When it comes to building complex IT systems, there’s one thing you can know for sure: inevitably something will break. So how do you plan for things to not go according to plan?
New Relic’s brand new four-part series on un-reliability engineering is designed to show you exactly how to find and fix problems as quickly as possible. You can watch all four videos in order here, or read on to jump to the episode you’re most interested in seeing:
Episode one—What is Un-Reliability Engineering?—explores the current landscape of site reliability engineering. Your host, New Relic’s Clay Smith, explains how the wide variety of software development tools, languages, and frameworks can create highly complex, constantly changing environments.
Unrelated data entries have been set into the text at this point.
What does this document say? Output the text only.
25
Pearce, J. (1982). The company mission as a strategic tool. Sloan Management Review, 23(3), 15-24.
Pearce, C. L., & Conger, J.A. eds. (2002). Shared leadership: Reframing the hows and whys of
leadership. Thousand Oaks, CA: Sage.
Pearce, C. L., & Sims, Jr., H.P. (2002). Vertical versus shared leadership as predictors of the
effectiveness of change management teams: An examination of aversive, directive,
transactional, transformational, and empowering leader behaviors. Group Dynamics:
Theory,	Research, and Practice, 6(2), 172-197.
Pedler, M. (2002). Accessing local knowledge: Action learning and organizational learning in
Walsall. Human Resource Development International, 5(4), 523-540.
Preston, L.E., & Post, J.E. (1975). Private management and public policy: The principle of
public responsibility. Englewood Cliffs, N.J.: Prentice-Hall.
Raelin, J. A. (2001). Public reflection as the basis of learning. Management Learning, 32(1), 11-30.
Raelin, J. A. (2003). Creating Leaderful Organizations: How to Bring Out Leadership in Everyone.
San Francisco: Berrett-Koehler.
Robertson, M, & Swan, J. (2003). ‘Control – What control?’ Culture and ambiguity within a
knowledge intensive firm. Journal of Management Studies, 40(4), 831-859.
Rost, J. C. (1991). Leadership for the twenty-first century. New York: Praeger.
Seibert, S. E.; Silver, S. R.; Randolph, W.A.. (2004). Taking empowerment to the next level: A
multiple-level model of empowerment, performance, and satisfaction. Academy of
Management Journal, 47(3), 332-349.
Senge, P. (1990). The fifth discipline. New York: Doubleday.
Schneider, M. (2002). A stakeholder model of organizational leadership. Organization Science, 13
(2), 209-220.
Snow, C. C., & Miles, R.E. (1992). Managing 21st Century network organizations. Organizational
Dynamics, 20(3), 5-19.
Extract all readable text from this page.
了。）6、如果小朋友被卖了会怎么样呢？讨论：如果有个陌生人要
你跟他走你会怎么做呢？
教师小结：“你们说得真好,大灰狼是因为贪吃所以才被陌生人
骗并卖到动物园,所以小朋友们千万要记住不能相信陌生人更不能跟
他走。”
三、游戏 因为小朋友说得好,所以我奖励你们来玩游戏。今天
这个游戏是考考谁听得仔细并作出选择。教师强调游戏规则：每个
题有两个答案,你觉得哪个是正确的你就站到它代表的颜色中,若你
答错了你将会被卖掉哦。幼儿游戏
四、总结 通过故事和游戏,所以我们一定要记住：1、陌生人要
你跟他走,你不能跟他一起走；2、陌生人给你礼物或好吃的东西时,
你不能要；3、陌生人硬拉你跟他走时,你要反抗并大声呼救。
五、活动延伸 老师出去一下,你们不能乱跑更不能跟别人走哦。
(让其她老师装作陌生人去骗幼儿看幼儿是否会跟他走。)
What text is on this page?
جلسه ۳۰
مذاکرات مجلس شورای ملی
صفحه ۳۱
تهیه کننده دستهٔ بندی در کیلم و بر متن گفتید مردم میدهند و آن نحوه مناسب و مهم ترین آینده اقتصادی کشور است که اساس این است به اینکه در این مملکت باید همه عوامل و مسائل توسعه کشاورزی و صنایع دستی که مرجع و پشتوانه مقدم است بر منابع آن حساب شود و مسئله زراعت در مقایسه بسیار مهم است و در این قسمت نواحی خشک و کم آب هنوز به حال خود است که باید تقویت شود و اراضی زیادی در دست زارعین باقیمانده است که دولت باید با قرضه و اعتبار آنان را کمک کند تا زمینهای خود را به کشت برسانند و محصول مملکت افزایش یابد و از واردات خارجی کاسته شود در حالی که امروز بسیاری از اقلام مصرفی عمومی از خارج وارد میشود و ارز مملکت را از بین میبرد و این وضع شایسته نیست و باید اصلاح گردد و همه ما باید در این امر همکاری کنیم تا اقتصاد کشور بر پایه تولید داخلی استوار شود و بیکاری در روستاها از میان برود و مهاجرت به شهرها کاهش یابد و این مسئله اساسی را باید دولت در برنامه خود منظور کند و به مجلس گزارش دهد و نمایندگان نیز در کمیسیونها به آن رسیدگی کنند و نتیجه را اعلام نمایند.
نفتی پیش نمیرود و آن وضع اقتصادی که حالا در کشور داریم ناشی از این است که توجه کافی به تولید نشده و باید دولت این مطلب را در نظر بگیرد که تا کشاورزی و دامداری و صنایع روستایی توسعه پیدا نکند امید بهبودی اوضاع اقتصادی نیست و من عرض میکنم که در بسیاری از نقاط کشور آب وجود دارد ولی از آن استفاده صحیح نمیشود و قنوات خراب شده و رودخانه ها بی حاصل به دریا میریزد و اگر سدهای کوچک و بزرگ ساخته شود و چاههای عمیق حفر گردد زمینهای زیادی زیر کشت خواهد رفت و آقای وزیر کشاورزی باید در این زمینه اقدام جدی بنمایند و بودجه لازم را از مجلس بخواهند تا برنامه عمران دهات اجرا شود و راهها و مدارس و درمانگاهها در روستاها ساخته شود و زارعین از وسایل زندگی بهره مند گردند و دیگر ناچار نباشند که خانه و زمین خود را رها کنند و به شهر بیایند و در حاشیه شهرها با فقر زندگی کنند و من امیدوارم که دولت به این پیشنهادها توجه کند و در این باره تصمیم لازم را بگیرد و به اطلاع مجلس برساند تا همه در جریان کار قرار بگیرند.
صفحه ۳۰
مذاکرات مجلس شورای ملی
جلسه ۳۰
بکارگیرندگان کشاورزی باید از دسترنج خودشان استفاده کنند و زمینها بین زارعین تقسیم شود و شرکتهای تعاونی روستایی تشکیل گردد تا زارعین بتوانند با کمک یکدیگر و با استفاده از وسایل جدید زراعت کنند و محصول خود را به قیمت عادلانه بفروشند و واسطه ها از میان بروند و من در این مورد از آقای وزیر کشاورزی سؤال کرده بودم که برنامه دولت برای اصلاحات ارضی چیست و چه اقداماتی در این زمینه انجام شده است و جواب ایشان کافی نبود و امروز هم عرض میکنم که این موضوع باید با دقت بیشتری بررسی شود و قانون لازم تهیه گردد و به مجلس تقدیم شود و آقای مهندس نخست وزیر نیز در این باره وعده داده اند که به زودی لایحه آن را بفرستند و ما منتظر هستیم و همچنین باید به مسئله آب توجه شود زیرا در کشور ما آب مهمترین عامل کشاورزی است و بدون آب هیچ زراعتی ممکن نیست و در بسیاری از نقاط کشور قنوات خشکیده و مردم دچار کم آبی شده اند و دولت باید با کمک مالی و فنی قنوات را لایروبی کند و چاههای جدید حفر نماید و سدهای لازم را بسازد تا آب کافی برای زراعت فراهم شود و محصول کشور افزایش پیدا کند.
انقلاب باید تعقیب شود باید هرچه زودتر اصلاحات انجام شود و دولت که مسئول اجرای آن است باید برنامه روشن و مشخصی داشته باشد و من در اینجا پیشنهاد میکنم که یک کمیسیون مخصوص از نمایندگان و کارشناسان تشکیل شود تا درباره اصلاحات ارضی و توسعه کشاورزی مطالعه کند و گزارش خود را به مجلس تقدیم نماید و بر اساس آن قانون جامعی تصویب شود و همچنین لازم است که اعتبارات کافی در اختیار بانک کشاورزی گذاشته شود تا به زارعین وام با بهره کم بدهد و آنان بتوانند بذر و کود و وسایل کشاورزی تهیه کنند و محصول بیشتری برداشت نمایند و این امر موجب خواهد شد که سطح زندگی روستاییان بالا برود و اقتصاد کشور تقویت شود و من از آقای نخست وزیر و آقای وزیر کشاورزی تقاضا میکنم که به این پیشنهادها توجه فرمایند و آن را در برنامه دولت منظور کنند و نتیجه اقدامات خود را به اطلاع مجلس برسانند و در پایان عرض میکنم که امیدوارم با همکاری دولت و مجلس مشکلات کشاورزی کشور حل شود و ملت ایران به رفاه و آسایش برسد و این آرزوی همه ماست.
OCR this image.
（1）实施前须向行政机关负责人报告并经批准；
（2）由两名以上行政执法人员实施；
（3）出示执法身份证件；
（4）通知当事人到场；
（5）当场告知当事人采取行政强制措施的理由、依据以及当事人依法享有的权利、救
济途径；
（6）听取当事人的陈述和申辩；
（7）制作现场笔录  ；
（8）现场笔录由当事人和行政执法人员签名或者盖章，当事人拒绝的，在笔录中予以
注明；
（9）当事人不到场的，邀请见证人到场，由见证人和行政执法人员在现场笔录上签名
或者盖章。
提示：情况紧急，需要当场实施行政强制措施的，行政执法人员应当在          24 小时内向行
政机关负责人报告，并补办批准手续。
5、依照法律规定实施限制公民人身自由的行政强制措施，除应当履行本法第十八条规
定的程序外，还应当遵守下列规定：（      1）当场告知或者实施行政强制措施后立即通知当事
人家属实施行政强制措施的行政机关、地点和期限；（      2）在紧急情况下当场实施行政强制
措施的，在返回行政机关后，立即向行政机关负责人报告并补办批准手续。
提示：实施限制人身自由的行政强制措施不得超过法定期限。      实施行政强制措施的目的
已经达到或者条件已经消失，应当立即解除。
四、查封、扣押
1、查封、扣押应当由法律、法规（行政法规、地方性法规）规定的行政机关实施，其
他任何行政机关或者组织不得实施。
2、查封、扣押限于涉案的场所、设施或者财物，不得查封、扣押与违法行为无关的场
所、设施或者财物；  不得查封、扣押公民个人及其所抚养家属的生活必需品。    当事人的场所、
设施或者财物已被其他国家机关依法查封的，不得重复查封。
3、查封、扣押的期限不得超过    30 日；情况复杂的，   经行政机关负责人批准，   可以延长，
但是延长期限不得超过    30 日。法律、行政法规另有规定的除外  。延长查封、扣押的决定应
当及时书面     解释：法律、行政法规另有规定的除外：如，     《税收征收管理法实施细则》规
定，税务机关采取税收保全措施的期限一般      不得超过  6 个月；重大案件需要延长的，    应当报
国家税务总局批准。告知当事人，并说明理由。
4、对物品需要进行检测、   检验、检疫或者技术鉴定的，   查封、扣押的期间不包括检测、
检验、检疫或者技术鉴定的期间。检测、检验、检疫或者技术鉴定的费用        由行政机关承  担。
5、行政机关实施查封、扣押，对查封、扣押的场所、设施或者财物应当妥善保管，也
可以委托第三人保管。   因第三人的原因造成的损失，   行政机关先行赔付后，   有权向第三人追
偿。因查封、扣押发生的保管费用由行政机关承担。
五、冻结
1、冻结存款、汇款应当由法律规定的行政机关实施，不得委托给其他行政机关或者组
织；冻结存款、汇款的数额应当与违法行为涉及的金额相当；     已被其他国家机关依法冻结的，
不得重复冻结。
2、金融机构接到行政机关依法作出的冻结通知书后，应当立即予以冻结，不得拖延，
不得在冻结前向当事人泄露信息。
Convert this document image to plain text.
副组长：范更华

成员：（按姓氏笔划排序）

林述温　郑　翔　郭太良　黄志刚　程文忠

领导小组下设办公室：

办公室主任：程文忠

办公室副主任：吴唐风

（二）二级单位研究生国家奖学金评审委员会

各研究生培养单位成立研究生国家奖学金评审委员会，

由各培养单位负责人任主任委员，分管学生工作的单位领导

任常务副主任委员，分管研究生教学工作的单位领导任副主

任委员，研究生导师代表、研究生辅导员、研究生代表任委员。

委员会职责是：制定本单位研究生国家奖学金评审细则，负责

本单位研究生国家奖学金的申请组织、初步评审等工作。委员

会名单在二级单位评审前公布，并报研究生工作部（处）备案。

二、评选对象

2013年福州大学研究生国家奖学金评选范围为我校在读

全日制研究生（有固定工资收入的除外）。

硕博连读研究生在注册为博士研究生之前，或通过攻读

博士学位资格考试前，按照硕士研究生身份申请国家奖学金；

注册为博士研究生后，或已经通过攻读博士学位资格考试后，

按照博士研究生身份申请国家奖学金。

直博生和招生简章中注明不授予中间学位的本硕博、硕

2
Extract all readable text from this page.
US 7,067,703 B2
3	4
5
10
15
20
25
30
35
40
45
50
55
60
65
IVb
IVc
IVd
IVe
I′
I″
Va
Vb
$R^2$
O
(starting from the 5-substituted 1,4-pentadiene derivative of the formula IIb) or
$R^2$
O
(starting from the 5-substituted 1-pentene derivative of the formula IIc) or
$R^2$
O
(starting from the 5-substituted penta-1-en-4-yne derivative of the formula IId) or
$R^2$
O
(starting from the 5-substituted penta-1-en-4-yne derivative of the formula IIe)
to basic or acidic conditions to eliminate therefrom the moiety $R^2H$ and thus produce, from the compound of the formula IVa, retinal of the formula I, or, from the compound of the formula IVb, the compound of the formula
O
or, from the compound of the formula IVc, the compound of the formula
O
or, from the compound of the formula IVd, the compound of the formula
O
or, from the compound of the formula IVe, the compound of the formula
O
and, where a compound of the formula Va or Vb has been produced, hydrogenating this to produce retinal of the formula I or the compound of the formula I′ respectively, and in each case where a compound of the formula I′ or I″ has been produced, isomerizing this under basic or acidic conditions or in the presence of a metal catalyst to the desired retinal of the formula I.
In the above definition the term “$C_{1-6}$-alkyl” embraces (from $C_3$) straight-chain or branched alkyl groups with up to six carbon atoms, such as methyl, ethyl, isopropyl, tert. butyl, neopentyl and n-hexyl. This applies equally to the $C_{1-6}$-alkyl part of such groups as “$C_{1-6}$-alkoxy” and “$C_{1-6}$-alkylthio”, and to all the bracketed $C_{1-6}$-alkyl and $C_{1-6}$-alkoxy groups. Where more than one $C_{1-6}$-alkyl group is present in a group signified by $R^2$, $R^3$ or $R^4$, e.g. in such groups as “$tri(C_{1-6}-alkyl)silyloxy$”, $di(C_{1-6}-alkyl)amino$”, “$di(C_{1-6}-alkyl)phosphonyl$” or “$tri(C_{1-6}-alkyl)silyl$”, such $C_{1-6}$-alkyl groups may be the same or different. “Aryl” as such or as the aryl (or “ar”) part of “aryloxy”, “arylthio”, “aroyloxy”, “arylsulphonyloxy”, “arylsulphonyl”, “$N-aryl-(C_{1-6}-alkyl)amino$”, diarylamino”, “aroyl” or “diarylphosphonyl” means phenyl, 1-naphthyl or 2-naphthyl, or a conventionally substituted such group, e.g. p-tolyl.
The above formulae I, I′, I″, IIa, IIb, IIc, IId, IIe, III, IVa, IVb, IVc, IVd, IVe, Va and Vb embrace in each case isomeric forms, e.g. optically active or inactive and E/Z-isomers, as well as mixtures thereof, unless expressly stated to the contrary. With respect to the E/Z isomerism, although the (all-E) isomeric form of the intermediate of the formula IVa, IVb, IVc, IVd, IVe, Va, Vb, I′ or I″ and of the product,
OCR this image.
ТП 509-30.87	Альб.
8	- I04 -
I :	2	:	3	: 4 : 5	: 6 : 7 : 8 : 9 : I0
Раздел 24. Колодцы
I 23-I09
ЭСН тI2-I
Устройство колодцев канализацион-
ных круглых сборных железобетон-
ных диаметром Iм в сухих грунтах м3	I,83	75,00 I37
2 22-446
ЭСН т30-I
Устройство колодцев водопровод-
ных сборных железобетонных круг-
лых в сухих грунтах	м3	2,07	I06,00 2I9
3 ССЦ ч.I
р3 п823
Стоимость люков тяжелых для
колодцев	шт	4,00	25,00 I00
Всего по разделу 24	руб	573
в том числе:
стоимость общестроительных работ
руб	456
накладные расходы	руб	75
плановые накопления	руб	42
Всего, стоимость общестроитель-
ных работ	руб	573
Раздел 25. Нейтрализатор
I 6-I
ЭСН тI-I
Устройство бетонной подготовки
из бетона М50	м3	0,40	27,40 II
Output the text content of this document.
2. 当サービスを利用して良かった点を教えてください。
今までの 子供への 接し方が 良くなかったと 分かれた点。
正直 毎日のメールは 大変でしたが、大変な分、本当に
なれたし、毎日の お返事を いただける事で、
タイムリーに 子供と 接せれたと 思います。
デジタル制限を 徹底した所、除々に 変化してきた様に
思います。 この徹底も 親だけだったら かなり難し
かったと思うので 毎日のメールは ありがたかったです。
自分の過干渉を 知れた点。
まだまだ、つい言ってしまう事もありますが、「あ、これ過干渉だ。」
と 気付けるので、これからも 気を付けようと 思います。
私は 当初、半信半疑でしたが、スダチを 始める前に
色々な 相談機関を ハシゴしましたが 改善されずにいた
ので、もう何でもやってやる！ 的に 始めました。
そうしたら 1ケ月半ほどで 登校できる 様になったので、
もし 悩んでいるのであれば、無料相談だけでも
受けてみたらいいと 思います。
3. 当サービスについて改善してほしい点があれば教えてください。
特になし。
Hard-to-predict combinations of states, configurations, and code changes make it almost impossible to plan for every possible situation and lead things to work in unexpected ways at the worst possible moments. Hence, site unreliability.
Now that we know the pitfalls of designing and running complex systems, episode two—Understanding Complex Software—takes a deeper dive into different data types and instrumentation techniques that can help us understand and operate complex systems.
Observability is critical, but how do you actually enable the level of visibility needed to keep your system up and running? In episode three—Using Instrumentation to Enhance Functionality—we look at what instrumentation is and how to incorporate it into your software stack.
In the final episode—Instrumentation ROI—Clay explains how to demonstrate the return on investment of instrumentation in complex systems. The bottom line: Instrumentation can not only make your job easier, but also simplify communicating the value of your work to the rest of your organization.
Site un-reliability is real, and inescapable. But this New Relic video explains how proper instrumentation can help you manage and minimize the disruption it causes.